A primeira impressão é a correta
José Francisco Schuster é colunista do Jornal de Toronto
É notório que a realidade não se limita ao que se pode provar cientificamente, com muito mais coisa rolando em paralelo. Um dos exemplos mais conhecidos é nossa intuição, que nos dá sacadas do que está acontecendo, embora não possamos provar. E uma das melhores manifestações da intuição está na primeira impressão, que costuma ser a correta. Quando a primeira impressão é negativa de algo que não gostaríamos que fosse assim, temos a tendência de contemporizar, achando que depois vai melhorar, e continuamos apostando naquela situação. Na maioria das vezes, para quebrar a cara.
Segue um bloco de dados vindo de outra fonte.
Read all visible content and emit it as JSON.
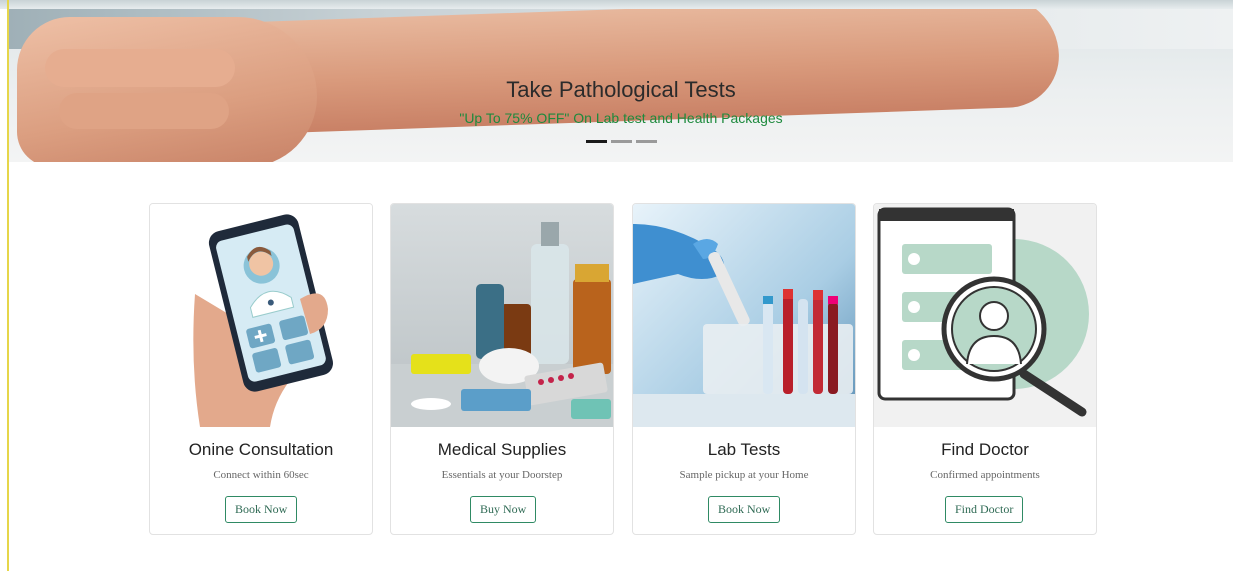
{
  "hero": {
    "title": "Take Pathological Tests",
    "subtitle": "\"Up To 75% OFF\" On Lab test and Health Packages",
    "slides": 3,
    "active_slide": 1
  },
  "cards": [
    {
      "title": "Onine Consultation",
      "text": "Connect within 60sec",
      "button": "Book Now"
    },
    {
      "title": "Medical Supplies",
      "text": "Essentials at your Doorstep",
      "button": "Buy Now"
    },
    {
      "title": "Lab Tests",
      "text": "Sample pickup at your Home",
      "button": "Book Now"
    },
    {
      "title": "Find Doctor",
      "text": "Confirmed appointments",
      "button": "Find Doctor"
    }
  ],
  "colors": {
    "accent_green": "#1d8a3d",
    "button_border": "#2f8a64"
  }
}
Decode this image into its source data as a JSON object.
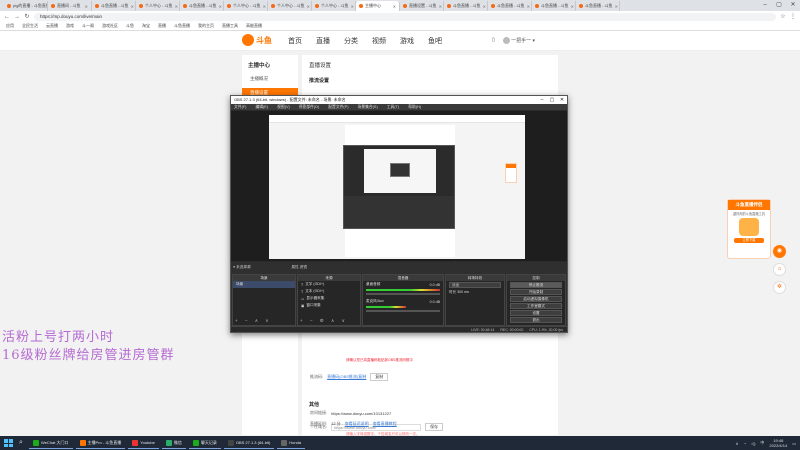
{
  "browser": {
    "tabs": [
      {
        "label": "pig的直播 - 斗鱼直播"
      },
      {
        "label": "直播间 - 斗鱼"
      },
      {
        "label": "斗鱼直播 - 斗鱼"
      },
      {
        "label": "个人中心 - 斗鱼"
      },
      {
        "label": "斗鱼直播 - 斗鱼"
      },
      {
        "label": "个人中心 - 斗鱼"
      },
      {
        "label": "个人中心 - 斗鱼"
      },
      {
        "label": "个人中心 - 斗鱼"
      },
      {
        "label": "主播中心",
        "active": true
      },
      {
        "label": "直播设置 - 斗鱼"
      },
      {
        "label": "斗鱼直播 - 斗鱼"
      },
      {
        "label": "斗鱼直播 - 斗鱼"
      },
      {
        "label": "斗鱼直播 - 斗鱼"
      },
      {
        "label": "斗鱼直播 - 斗鱼"
      }
    ],
    "url": "https://mp.douyu.com/live/main",
    "bookmarks": [
      "应用",
      "全民生活",
      "云直播",
      "游戏",
      "斗一阁",
      "游戏社区",
      "斗鱼",
      "淘宝",
      "直播",
      "斗鱼直播",
      "我的主页",
      "直播工具",
      "高能直播"
    ]
  },
  "site": {
    "logo_text": "斗鱼",
    "nav": [
      "首页",
      "直播",
      "分类",
      "视频",
      "游戏",
      "鱼吧"
    ],
    "user_name": "一把手一",
    "left": {
      "head": "主播中心",
      "items": [
        "主播概况",
        "直播设置"
      ]
    },
    "main": {
      "title": "直播设置",
      "section": "推流设置",
      "hint_red": "请确认您已将直播码粘贴到OBS推流码框中",
      "push_label": "推流码:",
      "push_link": "直播码(OBS推流)复制",
      "push_btn": "复制",
      "other_title": "其他",
      "room_label": "房间链接:",
      "room_url": "https://www.douyu.com/10131227",
      "custom_label": "个性域名:",
      "custom_input": "https://www.douyu.com/",
      "custom_btn": "保存",
      "custom_hint": "请输入字母或数字，个性域名只可以修改一次。",
      "delay_label": "直播延时:",
      "delay_value": "12 分",
      "delay_link1": "查看延迟说明",
      "delay_link2": "查看直播教程"
    },
    "promo": {
      "title": "斗鱼直播伴侣",
      "desc": "超好用的斗鱼直播工具",
      "button": "立即下载"
    }
  },
  "overlay": {
    "line1": "活粉上号打两小时",
    "line2": "16级粉丝牌给房管进房管群"
  },
  "obs": {
    "title": "OBS 27.1.3 (64-bit, windows) - 配置文件: 未命名 - 场景: 未命名",
    "menu": [
      "文件(F)",
      "编辑(E)",
      "视图(V)",
      "停靠部件(D)",
      "配置文件(P)",
      "场景集合(S)",
      "工具(T)",
      "帮助(H)"
    ],
    "scene_header": "● 未选择源",
    "scene_tabs": "属性  滤镜",
    "docks": {
      "scenes": {
        "title": "场景",
        "items": [
          "场景"
        ]
      },
      "sources": {
        "title": "来源",
        "items": [
          "文字 (GDI+)",
          "文本 (GDI+)",
          "显示器采集",
          "窗口采集"
        ]
      },
      "mixer": {
        "title": "混音器",
        "tracks": [
          {
            "name": "桌面音频",
            "db": "0.0 dB"
          },
          {
            "name": "麦克风/Aux",
            "db": "0.0 dB"
          }
        ]
      },
      "transitions": {
        "title": "转场特效",
        "type": "淡出",
        "duration": "时长 300 ms"
      },
      "controls": {
        "title": "控制",
        "buttons": [
          "停止推流",
          "开始录制",
          "启动虚拟摄像机",
          "工作室模式",
          "设置",
          "退出"
        ]
      }
    },
    "status": [
      "LIVE: 00:48:14",
      "REC: 00:00:00",
      "CPU: 1.9%, 30.00 fps"
    ]
  },
  "taskbar": {
    "items": [
      {
        "label": "WeChat 大门口",
        "color": "#1aad19"
      },
      {
        "label": "主播Pro - 斗鱼直播",
        "color": "#ff7700"
      },
      {
        "label": "Youtube",
        "color": "#e33"
      },
      {
        "label": "微信",
        "color": "#2aae67"
      },
      {
        "label": "聊天记录",
        "color": "#1aad19"
      },
      {
        "label": "OBS 27.1.3 (64-bit)",
        "color": "#444"
      },
      {
        "label": "Honda",
        "color": "#666"
      }
    ],
    "time": "19:48",
    "date": "2022/4/14",
    "lang": "中"
  }
}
Uma situação clássica de intuição perfeita é quando vamos a uma festa e encontramos estacionamento na porta e não há fila para entrar. A ideia de nos acharmos sortudos dura só um minuto, pois basta entrar para constatar um salão vazio e uma festa morta. A intuição nos diz “essa festa jamais vai decolar”, mas muitas vezes não acreditamos e achamos que daqui a pouco o pessoal chega, e vamos ficando. Roubada. É uma noite perdida em uma festa chata.
Uma vez estava com uma galera em um esquenta de Ano Novo e ligamos para um que foi adiantado para a festa. Ele disse que fôssemos, que estava ótimo. Mas como que em uma festa ótima ele ouviu o celular tocar e estava desocupado para atender no primeiro toque? A intuição dizia para não ir, mas fomos. Era mentira, estava vazio, e já era tarde para irmos passar o Ano Novo em outro lugar.
Os primeiros 15 minutos de um filme também nos dão a intuição se vamos gostar ou não. Se a impressão não foi boa, melhor ver outra coisa no Netflix ou sair do cinema para não ficarmos com o arrependimento de termos perdido tempo à toa.
O início da conversa com outra pessoa, por sua vez, já dá uma ideia se dali pode sair a possibilidade de existir uma segunda conversa no futuro. Seja uma amizade ou relacionamento comercial, já se percebe como a outra pessoa funciona e se há uma afinidade com o que pensamos. É possível enganar-se em um primeiro momento e só depois a outra pessoa revelar sua verdadeira personalidade? Sim, mas isto é mais raro.
Também é bom confiar na primeira impressão quando se vai alugar ou comprar um imóvel. Se houve um encantamento à primeira vista, é sinal de que você pode ser feliz ali. Todavia, se você notou que ao lado há uma chaminé de fábrica, não tente se autoconvencer de que você vai se acostumar. O arrependimento pode começar no próprio dia da mudança, mas aí o contato já está assinado e não há como retroceder.
Da mesma forma, confie na sua primeira impressão a respeito da imigração. Se as coisas vão se encaixando perfeitamente como em um quebra-cabeça, você está no caminho certo. Porém, se conseguir a documentação para residente permanente é uma odisseia, o inverno rigoroso é um penar diário e uma proposta de emprego nunca vem, a intuição está dizendo que aquele lugar não é para você, e somente está se forçando por algo que não é para ser. Desistir é duro, sabemos. Mas não se investe dinheiro bom em barco que está afundando.